Révélé par Serge Klarsfeld à l’occasion du soixante dixième anniversaire du premier Statut, un nouveau document historique remis au Mémorial de la Shoah à Paris montre que, en annotant le projet de sa propre main, le maréchal Pétain a lui-même durci et aggravé le sort des juifs en étendant et en généralisant l’anathème, par sa seule volonté, à des professions comme l’enseignement qui n’étaient pas comprises parmi les exclusions, mais aussi en refusant d’épargner comme le prévoyait le projet d’origine "les descendants de juifs nés français ou naturalisés avant 1860". Une découverte qui fait voler en éclat la thèse maintes fois ressassée par les défenseurs du vieux maréchal selon qui, sous la férule du vainqueur allemand, il avait entendu protéger de son mieux les juifs français. Né au beau milieu du XIXème siècle, pénétré jusqu’au tréfonds par la haine antisémite des Toussenel, Drumont et autres Barrès, Pétain partageait sans aucun doute leur aversion foncière pour ceux en qui il croyait discerner l’anti-France. A la faveur d’un contexte tragique qui vit disparaître en un clin d’œil les institutions républicaines, une faction démente s’empara du pouvoir pour mener sans vergogne une politique de spoliation et de paupérisation d’une frange entière de la population, ainsi vouée à être éliminée purement et simplement du corps social et, les plus lucides ne pouvaient l’ignorer, à être exterminée. A sa tête de cette clique, n’en déplaise aux indulgents ou aux naïfs, le maréchal n’exerça jamais de rôle modérateur.

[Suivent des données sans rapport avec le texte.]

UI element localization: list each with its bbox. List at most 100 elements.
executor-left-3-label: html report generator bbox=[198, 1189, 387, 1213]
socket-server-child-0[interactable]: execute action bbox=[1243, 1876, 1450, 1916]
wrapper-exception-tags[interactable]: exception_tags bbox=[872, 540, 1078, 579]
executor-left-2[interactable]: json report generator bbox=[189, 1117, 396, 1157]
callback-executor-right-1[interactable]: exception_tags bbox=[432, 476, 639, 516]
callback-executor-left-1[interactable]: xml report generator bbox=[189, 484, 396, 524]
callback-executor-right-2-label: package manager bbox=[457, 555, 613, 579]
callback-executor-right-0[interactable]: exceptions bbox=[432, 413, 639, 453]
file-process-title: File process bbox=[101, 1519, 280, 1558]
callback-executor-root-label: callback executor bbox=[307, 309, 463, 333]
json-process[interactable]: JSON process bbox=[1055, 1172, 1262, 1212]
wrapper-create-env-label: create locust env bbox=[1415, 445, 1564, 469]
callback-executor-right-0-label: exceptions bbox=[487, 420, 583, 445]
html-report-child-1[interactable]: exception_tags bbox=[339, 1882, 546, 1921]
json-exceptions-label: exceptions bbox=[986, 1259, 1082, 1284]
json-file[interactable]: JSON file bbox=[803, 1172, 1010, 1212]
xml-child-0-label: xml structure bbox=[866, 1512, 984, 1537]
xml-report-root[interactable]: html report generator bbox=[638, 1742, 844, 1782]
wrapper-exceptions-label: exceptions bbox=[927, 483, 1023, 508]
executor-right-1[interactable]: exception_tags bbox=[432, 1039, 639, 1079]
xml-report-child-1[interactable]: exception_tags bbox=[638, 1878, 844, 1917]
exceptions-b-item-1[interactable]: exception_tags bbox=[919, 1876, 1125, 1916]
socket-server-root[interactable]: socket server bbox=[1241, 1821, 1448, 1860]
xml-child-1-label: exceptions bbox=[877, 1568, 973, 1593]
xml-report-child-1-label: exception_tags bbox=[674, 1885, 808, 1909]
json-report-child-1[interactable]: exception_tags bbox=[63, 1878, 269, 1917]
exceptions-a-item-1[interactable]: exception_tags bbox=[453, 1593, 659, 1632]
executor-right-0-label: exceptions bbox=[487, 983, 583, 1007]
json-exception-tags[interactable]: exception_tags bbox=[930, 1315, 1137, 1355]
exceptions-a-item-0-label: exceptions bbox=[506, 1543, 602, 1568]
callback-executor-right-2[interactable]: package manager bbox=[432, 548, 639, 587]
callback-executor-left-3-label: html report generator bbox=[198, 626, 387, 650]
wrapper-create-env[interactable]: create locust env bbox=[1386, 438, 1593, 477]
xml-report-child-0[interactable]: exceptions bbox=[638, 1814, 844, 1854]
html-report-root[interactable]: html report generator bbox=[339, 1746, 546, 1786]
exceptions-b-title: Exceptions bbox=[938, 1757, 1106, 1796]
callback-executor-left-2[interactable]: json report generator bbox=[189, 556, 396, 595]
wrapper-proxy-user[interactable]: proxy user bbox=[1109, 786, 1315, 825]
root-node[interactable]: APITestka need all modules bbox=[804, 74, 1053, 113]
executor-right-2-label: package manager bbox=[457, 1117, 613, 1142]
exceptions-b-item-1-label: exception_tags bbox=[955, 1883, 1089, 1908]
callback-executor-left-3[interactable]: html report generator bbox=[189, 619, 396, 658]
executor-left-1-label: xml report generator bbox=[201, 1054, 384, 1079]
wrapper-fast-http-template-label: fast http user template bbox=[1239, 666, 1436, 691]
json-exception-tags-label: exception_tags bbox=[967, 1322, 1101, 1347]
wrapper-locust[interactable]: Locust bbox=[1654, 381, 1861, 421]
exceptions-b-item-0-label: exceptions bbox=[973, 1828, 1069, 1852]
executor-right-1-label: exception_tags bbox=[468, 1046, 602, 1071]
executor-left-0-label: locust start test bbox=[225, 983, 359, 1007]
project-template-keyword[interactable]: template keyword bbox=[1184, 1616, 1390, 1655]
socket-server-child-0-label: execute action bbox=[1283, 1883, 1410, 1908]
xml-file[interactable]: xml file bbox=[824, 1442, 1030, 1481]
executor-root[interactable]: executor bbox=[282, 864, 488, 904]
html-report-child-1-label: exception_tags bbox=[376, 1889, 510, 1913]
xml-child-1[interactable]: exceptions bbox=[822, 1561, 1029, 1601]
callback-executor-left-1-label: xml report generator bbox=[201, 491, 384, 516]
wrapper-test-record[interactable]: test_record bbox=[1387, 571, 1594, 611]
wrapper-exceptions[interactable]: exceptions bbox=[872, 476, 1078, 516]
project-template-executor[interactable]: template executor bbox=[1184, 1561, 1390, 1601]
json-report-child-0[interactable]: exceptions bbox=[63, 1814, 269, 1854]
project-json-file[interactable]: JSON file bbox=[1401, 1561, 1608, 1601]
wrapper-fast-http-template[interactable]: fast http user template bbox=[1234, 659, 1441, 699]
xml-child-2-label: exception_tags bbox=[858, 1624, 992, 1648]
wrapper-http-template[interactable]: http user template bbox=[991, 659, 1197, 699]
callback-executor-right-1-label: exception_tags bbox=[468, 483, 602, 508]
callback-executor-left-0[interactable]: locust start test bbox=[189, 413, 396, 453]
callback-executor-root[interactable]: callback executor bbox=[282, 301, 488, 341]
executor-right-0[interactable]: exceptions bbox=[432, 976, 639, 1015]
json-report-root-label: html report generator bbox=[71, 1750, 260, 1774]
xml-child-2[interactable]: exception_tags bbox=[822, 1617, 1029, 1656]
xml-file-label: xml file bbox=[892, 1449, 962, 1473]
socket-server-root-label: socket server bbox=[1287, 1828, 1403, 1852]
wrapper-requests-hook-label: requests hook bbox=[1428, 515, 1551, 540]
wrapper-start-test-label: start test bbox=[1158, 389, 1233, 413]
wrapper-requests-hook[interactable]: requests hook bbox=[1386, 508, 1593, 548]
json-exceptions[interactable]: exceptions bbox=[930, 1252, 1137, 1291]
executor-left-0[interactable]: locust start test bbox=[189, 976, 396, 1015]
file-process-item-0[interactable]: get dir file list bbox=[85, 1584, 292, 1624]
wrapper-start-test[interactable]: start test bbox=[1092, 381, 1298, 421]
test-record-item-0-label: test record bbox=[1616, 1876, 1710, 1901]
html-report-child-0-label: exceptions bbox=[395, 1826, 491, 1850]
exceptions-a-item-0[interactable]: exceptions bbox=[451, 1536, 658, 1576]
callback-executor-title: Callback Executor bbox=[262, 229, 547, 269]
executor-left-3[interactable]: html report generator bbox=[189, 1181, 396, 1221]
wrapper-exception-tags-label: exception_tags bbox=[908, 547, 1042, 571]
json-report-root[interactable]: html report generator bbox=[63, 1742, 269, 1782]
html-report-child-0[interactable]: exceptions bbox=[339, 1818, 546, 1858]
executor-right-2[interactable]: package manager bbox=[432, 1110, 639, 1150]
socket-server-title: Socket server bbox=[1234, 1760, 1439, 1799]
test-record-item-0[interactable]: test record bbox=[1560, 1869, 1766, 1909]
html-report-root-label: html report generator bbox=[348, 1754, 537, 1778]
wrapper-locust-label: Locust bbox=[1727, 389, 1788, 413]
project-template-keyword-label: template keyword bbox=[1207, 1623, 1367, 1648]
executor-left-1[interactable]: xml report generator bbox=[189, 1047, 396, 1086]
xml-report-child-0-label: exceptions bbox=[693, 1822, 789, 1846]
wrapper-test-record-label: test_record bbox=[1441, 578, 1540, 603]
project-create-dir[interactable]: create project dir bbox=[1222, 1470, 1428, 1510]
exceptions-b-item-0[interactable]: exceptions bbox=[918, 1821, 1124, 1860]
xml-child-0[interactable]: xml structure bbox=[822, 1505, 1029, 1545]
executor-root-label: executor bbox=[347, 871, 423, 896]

Relu aujourd’hui dans un pays qui proscrit les statistiques ethniques ou religieuses, qui prône l’assimilation forcenée de ses immigrés dans une communauté nationale perçue et voulue comme une et indivisible, qui a institué une Haute Autorité de lutte contre les discriminations et qui a fait du devoir de mémoire un impératif catégorique au point de rejeter dans un mouvement d’horreur l’essentiel de son histoire coloniale, l’article 1er de cet inouï Statut des juifs a de quoi éberluer les cyniques. Rédigé dans le style administratif apparemment sec, neutre et rationnel des législations modernes, ce texte semble pourtant prendre sa source quelque part dans l’obscurité profonde d’un Moyen-Age livré à l’Inquisition. « Est regardé comme juif, dit la loi de 1940, toute personne issue de trois grands-parents de race juive ou de deux grands-parents de la même race, si son conjoint lui-même est juif ». Si le mystérieux concept légal de « race juive » venait ainsi de naître, il reviendra à la loi de 1941 de réparer l’omission en décrétant « de race juive le grand-parent ayant appartenu à la religion juive », ainsi que « celui ou celle qui appartient à la religion juive, ou y appartenait le 25 juin 1940, et qui est issu de deux grands-parents de race juive ».

Dans cette invraisemblable législation, race et religion, marqueur ontologique, se confondaient donc en s’engendrant mutuellement, la religion hébraïque des grands-parents gravant dans la chair de tout un chacun, fut-il lui-même chrétien, agnostique ou athée, l’empreinte indélébile et irrémissible de l’étranger honni. Dans ses Réflexions sur la question juive, Sartre en déduira que c’est finalement moins leur passé, leur sol ou leur religion qui unissent « les fils d’Israël », mais leur situation commune d’individus vivant au sein d’une communauté « qui les tient pour juifs » et que les nations ne veulent pas assimiler. Une opinion qui, quelques années après Vichy, avait encore tout son sens.

Le 3 octobre 1980, quarante ans jour pour jour après la promulgation du premier Statut des juifs avait lieu l’attentat antisémite de la synagogue de la rue Copernic à Paris, qui fit quatre morts parmi les passants. Simple coïncidence de dates ou choix commémoratif délibéré, cet évènement est venu nous rappeler à point nommé que ce XXème siècle écoulé, qui se voyait comme l’aboutissement de la civilisation et du progrès, et qui a connu l’expérience innommable de la désolation et de l’anéantissement de la civilisation européenne dans une double guerre totale, a inventé, selon le mot d’André Frossard, le crime d’être né.

On peut objecter qu’il est abusif de voir dans l’attentat de 1980 le lointain écho de la fureur antisémite de 1940, les situations, les causes et l'impact historique étant irréductibles les unes aux autres. Il reste que, au-delà des alibis commodes, on doit pas se lasser de s’interroger sur la force qui pousse certains à s’arroger le droit de décider que d’autres, par le simple fait d’être nés, devraient être retranchés du monde.